What is Your Actual Age?
The Science of Longevity
Published June 2022
If you're 45 years old, that means that you've completed 45 rotations around the sun. But, how old are you really?
Humanity has been interested in slowing the aging process and finding the "fountain of youth" since the dawn of time, but conversations about longevity are especially relevant as life expectancy in the U.S. has decreased by more than a year since 2020.
"Thanks to science, the mysteries of aging are now being revealed," says Douglas E. Vaughan, MD, chair of Medicine and the Irving S. Cutter Professor of Medicine at Northwestern University Feinberg School of Medicine, and co-director of Potocsnak Longevity Institute at Northwestern Medicine with Northwestern Medicine Infectious Disease Physician Frank J. Palella, MD. "The biology that drives the aging process is being demystified right in front of our eyes to the point that it's conceivable to think about slowing the pace of aging, turning the clock back and altering the course of someone's lifespan."
Thanks to science, the mysteries of aging are now being revealed.— Douglas E. Vaughan, MD
Biological Versus Chronological Age
Chronological age is how long you have existed. Biological age is how old your cells are.
Sometimes these two numbers are the same for people, but everyone ages at different rates.
Your healthspan is the period of life where you are free of any aging-related disease. Dr. Vaughan and the Potocsnak Longevity Institute are aiming to increase the human healthspan by slowing down the aging process to push back the onset of aging-related diseases.
For many diseases, the most important risk factor is biological age, meaning that if your cells are older, they are more susceptible to a variety of diseases, such as:
- Lung disease
- Chronic bronchitis
- Pulmonary fibrosis
- Diabetes and other metabolic disorders
- Cardiovascular disease
- Dementia and Alzheimer's disease
"For most people, if you live long enough, you're going to get an aging-related disease like high blood pressure," says Dr. Vaughan. "There's a quantifiable alteration and deterioration in function as you age."
Aging on a Cellular Level
You can see some signs of aging with the naked eye — gray hair, wrinkles, limited mobility — but aging really happens on a cellular level.
As your cells age, they eventually enter a phase called senescence, when they lose their ability to regenerate and repair themselves. Environmental factors like stress, or genetic factors like family history can trigger senescence in your cells.
"In the last 20 years, we have unraveled the biology of senescence to the point where we are able to see a fingerprint of the molecular markers of biological age," says Dr. Vaughan.
Chromosomes are structures that carry your DNA, which is the blueprint for your cells. Telomeres are groups of molecules called nucleotides on the ends of your chromosomes that act like bumpers, protecting your chromosomes from deterioration.
Every time your cells divide for normal repair and regeneration (which is all the time), your telomeres get shorter, which means they get shorter as you age. Research suggests that if you have shorter telomeres, you are more likely to die early or develop a disease like a neurodegenerative disorder.
In fact, there are people with short telomere syndromes (STS) who have genetic mutations that result in rapid aging due to short telomere lengths.
Humans have an estimated 30,000 genes, which carry the instructions for making proteins that make up your body and carry out all of its functions.

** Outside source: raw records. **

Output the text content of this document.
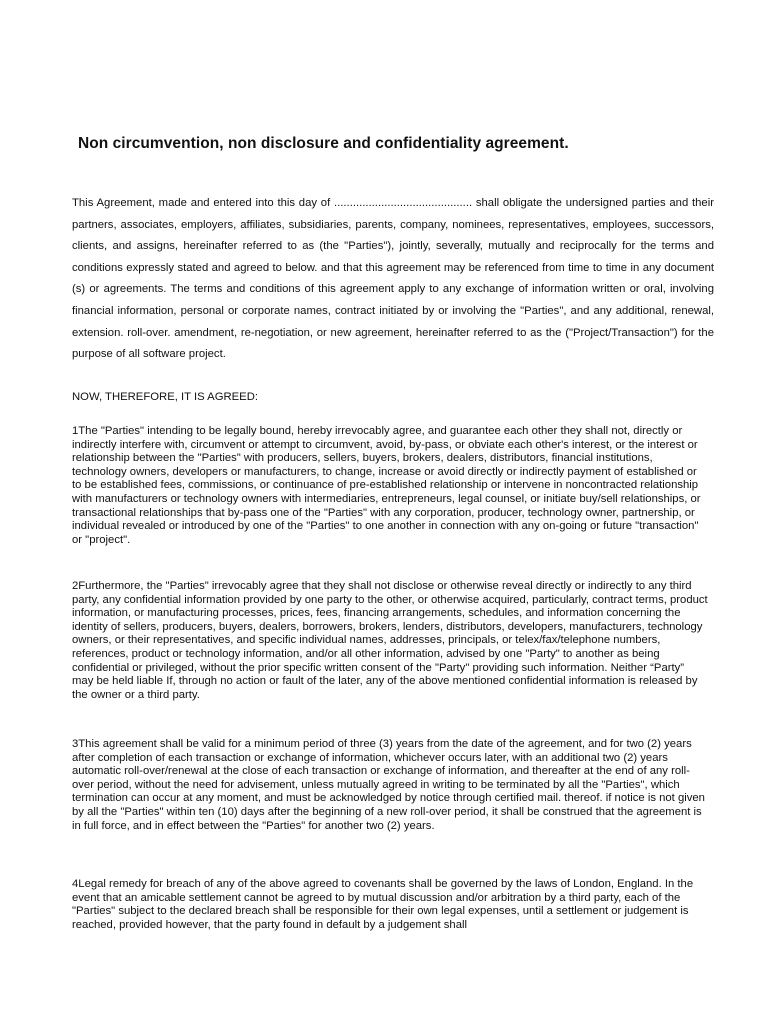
Non circumvention, non disclosure and confidentiality agreement.

This Agreement, made and entered into this day of ............................................ shall obligate the undersigned parties and their partners, associates, employers, affiliates, subsidiaries, parents, company, nominees, representatives, employees, successors, clients, and assigns, hereinafter referred to as (the "Parties"), jointly, severally, mutually and reciprocally for the terms and conditions expressly stated and agreed to below. and that this agreement may be referenced from time to time in any document (s) or agreements. The terms and conditions of this agreement apply to any exchange of information written or oral, involving financial information, personal or corporate names, contract initiated by or involving the "Parties", and any additional, renewal, extension. roll-over. amendment, re-negotiation, or new agreement, hereinafter referred to as the ("Project/Transaction") for the purpose of all software project.

NOW, THEREFORE, IT IS AGREED:

1The "Parties" intending to be legally bound, hereby irrevocably agree, and guarantee each other they shall not, directly or indirectly interfere with, circumvent or attempt to circumvent, avoid, by-pass, or obviate each other's interest, or the interest or relationship between the "Parties" with producers, sellers, buyers, brokers, dealers, distributors, financial institutions, technology owners, developers or manufacturers, to change, increase or avoid directly or indirectly payment of established or to be established fees, commissions, or continuance of pre-established relationship or intervene in noncontracted relationship with manufacturers or technology owners with intermediaries, entrepreneurs, legal counsel, or initiate buy/sell relationships, or transactional relationships that by-pass one of the "Parties" with any corporation, producer, technology owner, partnership, or individual revealed or introduced by one of the "Parties" to one another in connection with any on-going or future "transaction" or "project".

2Furthermore, the "Parties" irrevocably agree that they shall not disclose or otherwise reveal directly or indirectly to any third party, any confidential information provided by one party to the other, or otherwise acquired, particularly, contract terms, product information, or manufacturing processes, prices, fees, financing arrangements, schedules, and information concerning the identity of sellers, producers, buyers, dealers, borrowers, brokers, lenders, distributors, developers, manufacturers, technology owners, or their representatives, and specific individual names, addresses, principals, or telex/fax/telephone numbers, references, product or technology information, and/or all other information, advised by one "Party" to another as being confidential or privileged, without the prior specific written consent of the "Party" providing such information. Neither “Party” may be held liable If, through no action or fault of the later, any of the above mentioned confidential information is released by the owner or a third party.

3This agreement shall be valid for a minimum period of three (3) years from the date of the agreement, and for two (2) years after completion of each transaction or exchange of information, whichever occurs later, with an additional two (2) years automatic roll-over/renewal at the close of each transaction or exchange of information, and thereafter at the end of any roll-over period, without the need for advisement, unless mutually agreed in writing to be terminated by all the "Parties", which termination can occur at any moment, and must be acknowledged by notice through certified mail. thereof. if notice is not given by all the "Parties" within ten (10) days after the beginning of a new roll-over period, it shall be construed that the agreement is in full force, and in effect between the "Parties" for another two (2) years.

4Legal remedy for breach of any of the above agreed to covenants shall be governed by the laws of London, England. In the event that an amicable settlement cannot be agreed to by mutual discussion and/or arbitration by a third party, each of the "Parties" subject to the declared breach shall be responsible for their own legal expenses, until a settlement or judgement is reached, provided however, that the party found in default by a judgement shall
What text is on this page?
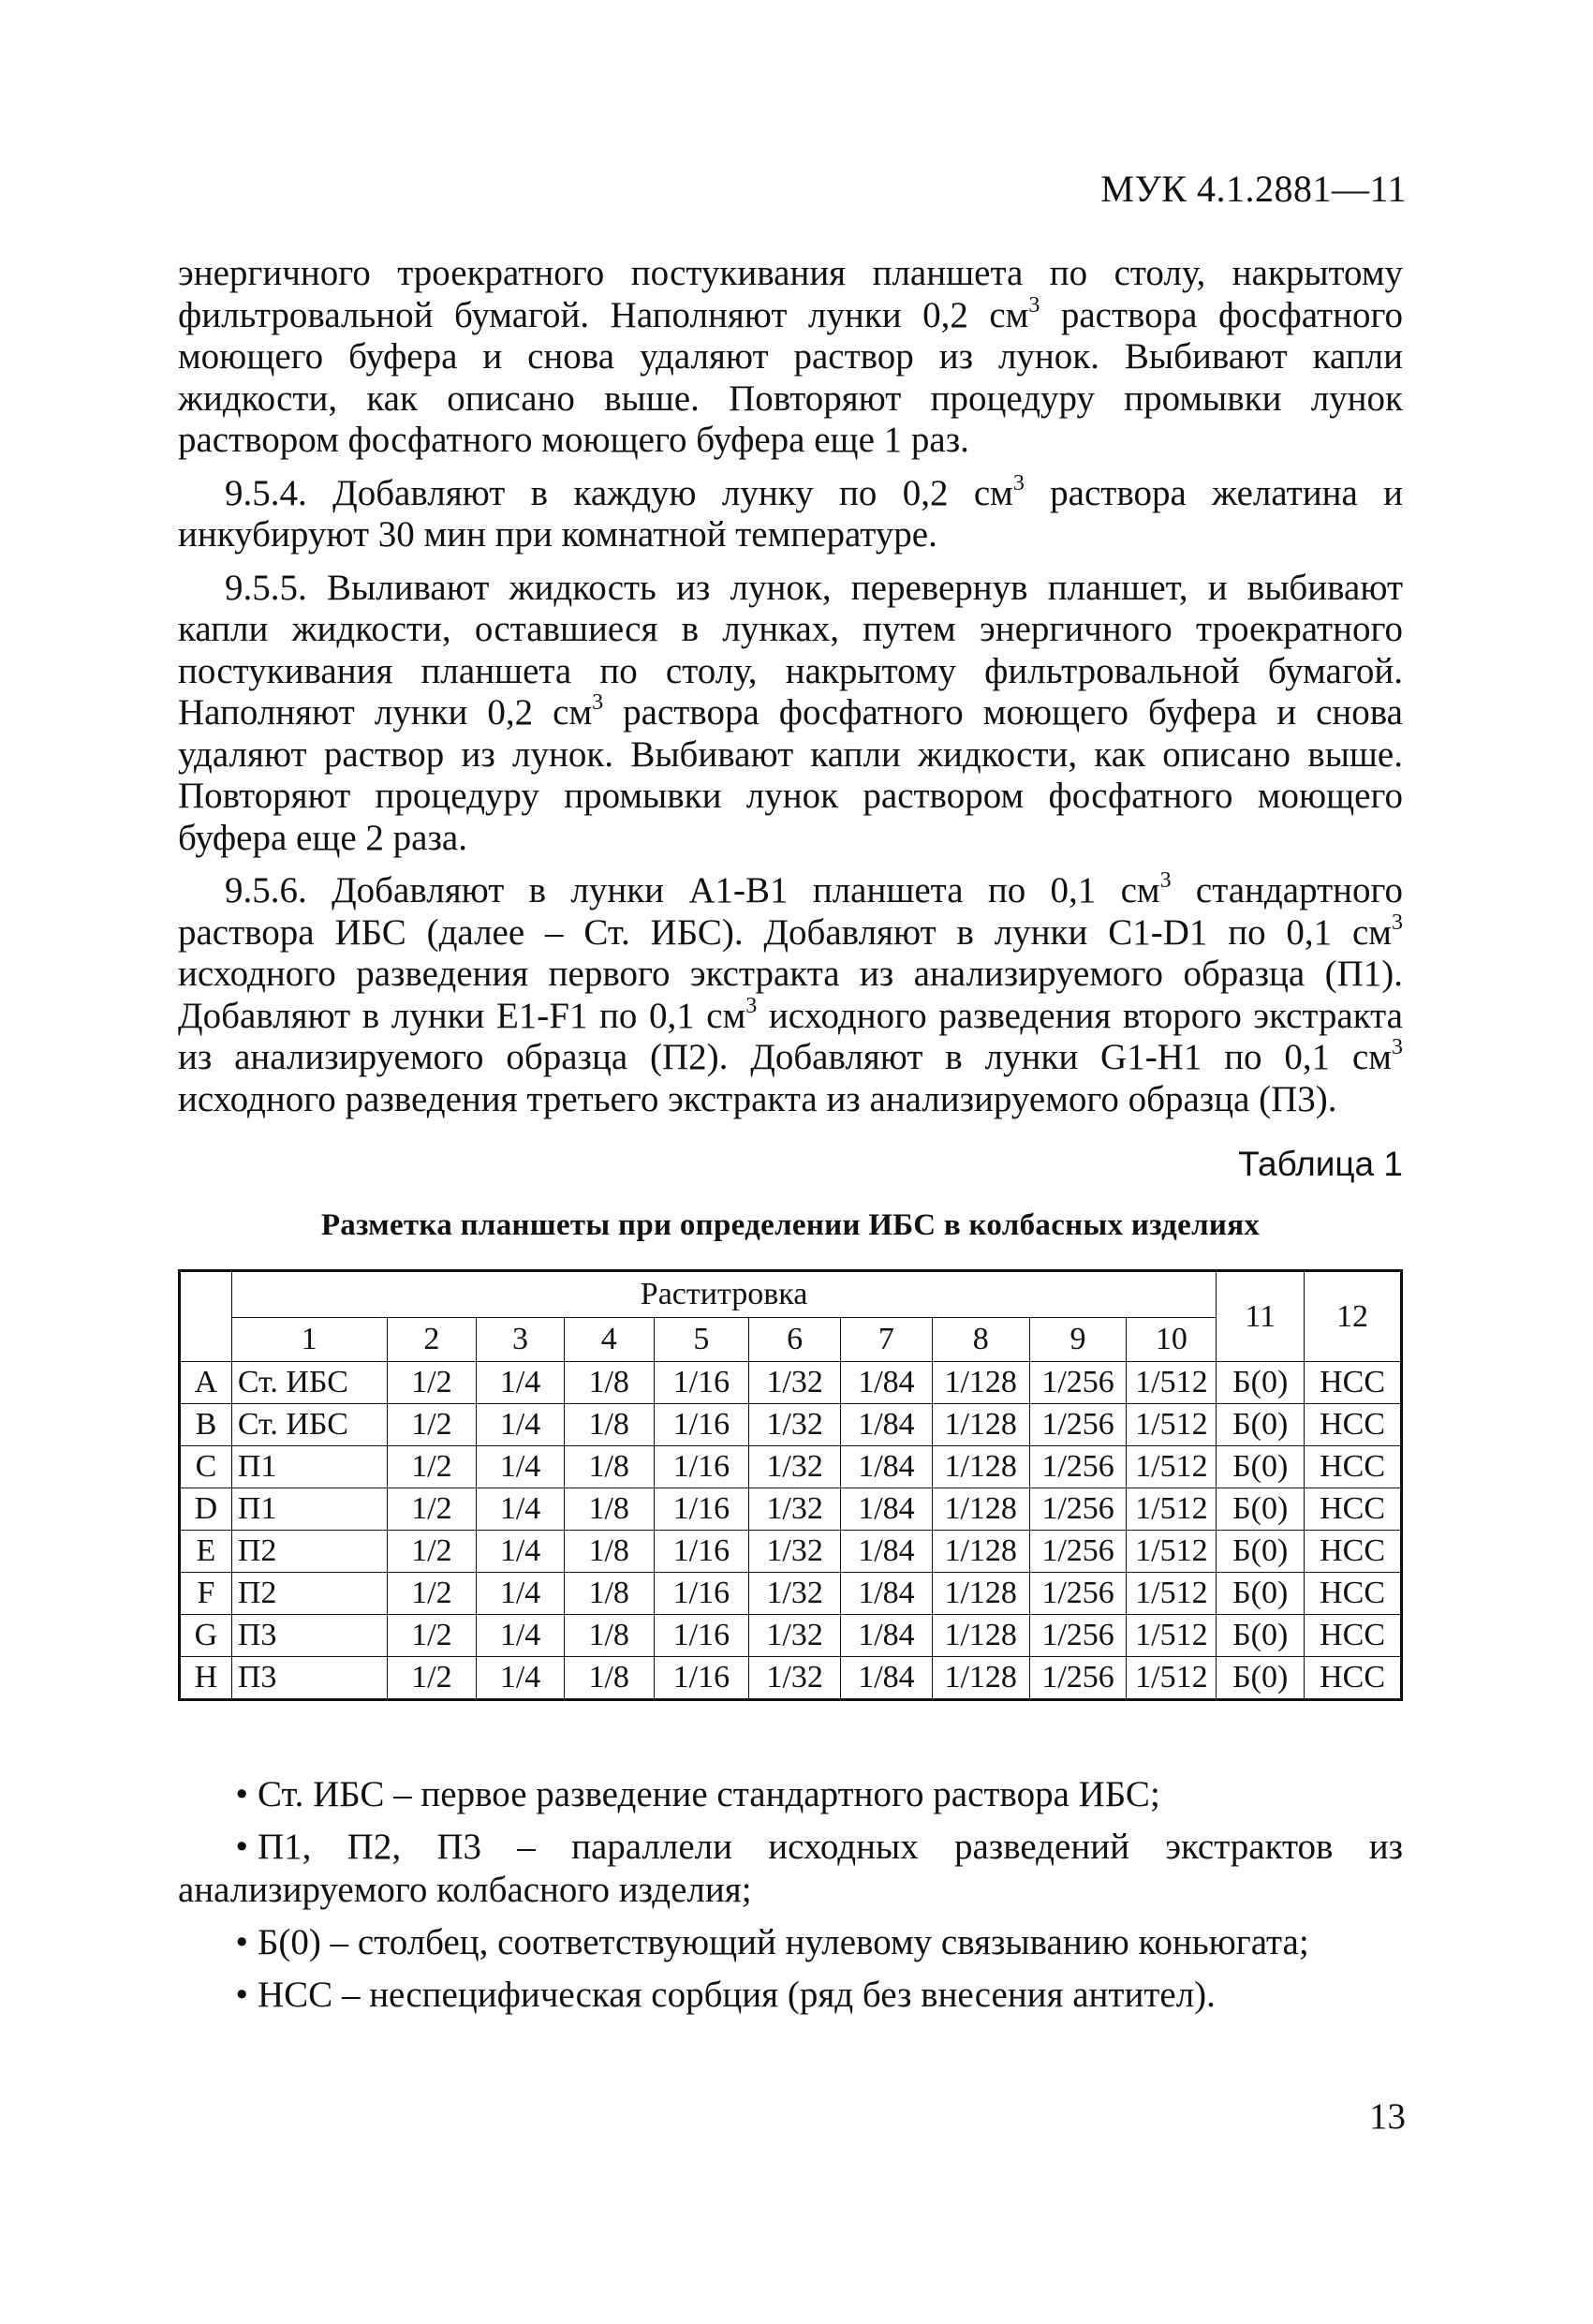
МУК 4.1.2881—11

энергичного троекратного постукивания планшета по столу, накрытому фильтровальной бумагой. Наполняют лунки 0,2 $см^3$ раствора фосфатного моющего буфера и снова удаляют раствор из лунок. Выбивают капли жидкости, как описано выше. Повторяют процедуру промывки лунок раствором фосфатного моющего буфера еще 1 раз.

9.5.4. Добавляют в каждую лунку по 0,2 $см^3$ раствора желатина и инкубируют 30 мин при комнатной температуре.

9.5.5. Выливают жидкость из лунок, перевернув планшет, и выбивают капли жидкости, оставшиеся в лунках, путем энергичного троекратного постукивания планшета по столу, накрытому фильтровальной бумагой. Наполняют лунки 0,2 $см^3$ раствора фосфатного моющего буфера и снова удаляют раствор из лунок. Выбивают капли жидкости, как описано выше. Повторяют процедуру промывки лунок раствором фосфатного моющего буфера еще 2 раза.

9.5.6. Добавляют в лунки А1-В1 планшета по 0,1 $см^3$ стандартного раствора ИБС (далее – Ст. ИБС). Добавляют в лунки С1-D1 по 0,1 $см^3$ исходного разведения первого экстракта из анализируемого образца (П1). Добавляют в лунки Е1-F1 по 0,1 $см^3$ исходного разведения второго экстракта из анализируемого образца (П2). Добавляют в лунки G1-H1 по 0,1 $см^3$ исходного разведения третьего экстракта из анализируемого образца (П3).

Таблица 1
Разметка планшеты при определении ИБС в колбасных изделиях
	Раститровка										11	12
	1	2	3	4	5	6	7	8	9	10		
A	Ст. ИБС	1/2	1/4	1/8	1/16	1/32	1/84	1/128	1/256	1/512	Б(0)	НСС
B	Ст. ИБС	1/2	1/4	1/8	1/16	1/32	1/84	1/128	1/256	1/512	Б(0)	НСС
C	П1	1/2	1/4	1/8	1/16	1/32	1/84	1/128	1/256	1/512	Б(0)	НСС
D	П1	1/2	1/4	1/8	1/16	1/32	1/84	1/128	1/256	1/512	Б(0)	НСС
E	П2	1/2	1/4	1/8	1/16	1/32	1/84	1/128	1/256	1/512	Б(0)	НСС
F	П2	1/2	1/4	1/8	1/16	1/32	1/84	1/128	1/256	1/512	Б(0)	НСС
G	П3	1/2	1/4	1/8	1/16	1/32	1/84	1/128	1/256	1/512	Б(0)	НСС
H	П3	1/2	1/4	1/8	1/16	1/32	1/84	1/128	1/256	1/512	Б(0)	НСС

• Ст. ИБС – первое разведение стандартного раствора ИБС;

• П1, П2, П3 – параллели исходных разведений экстрактов из анализируемого колбасного изделия;

• Б(0) – столбец, соответствующий нулевому связыванию коньюгата;

• НСС – неспецифическая сорбция (ряд без внесения антител).

13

Genes can be turned on or off like light switches. When your cells replicate and repair, a process called DNA methylation can occur. DNA methylation doesn't alter or mutate your genes, but instead changes how you express your genes.
In short, DNA methylation can turn your genes on or off.
Examining DNA methylation is part of epigenetics, the study of how your genes are expressed based on your lifestyle and environment. This is important, because you don't age in a vacuum. A variety of external factors contributes to how you age, including lifestyle, stress and even access to health care.
DNA methylation can also be a very precise predictor of your biological age.
"Someone who has diabetes will have a very different DNA methylation pattern than someone who doesn't. Someone who smokes cigarettes will have a different DNA methylation pattern than someone who doesn't," says Dr. Vaughan. "DNA methylation can be reversed by lifestyle changes. You can alter your fate with diet and exercise, for example."
Your actual age
Scientists may be able to measure your biological age in the not-so-distant future.
"We are not far away from having very precise measures that allow us to determine someone's biological age," says Dr. Vaughan. "We're optimistic that we'll soon be able to tinker with the biology of aging so that people can live longer healthspans."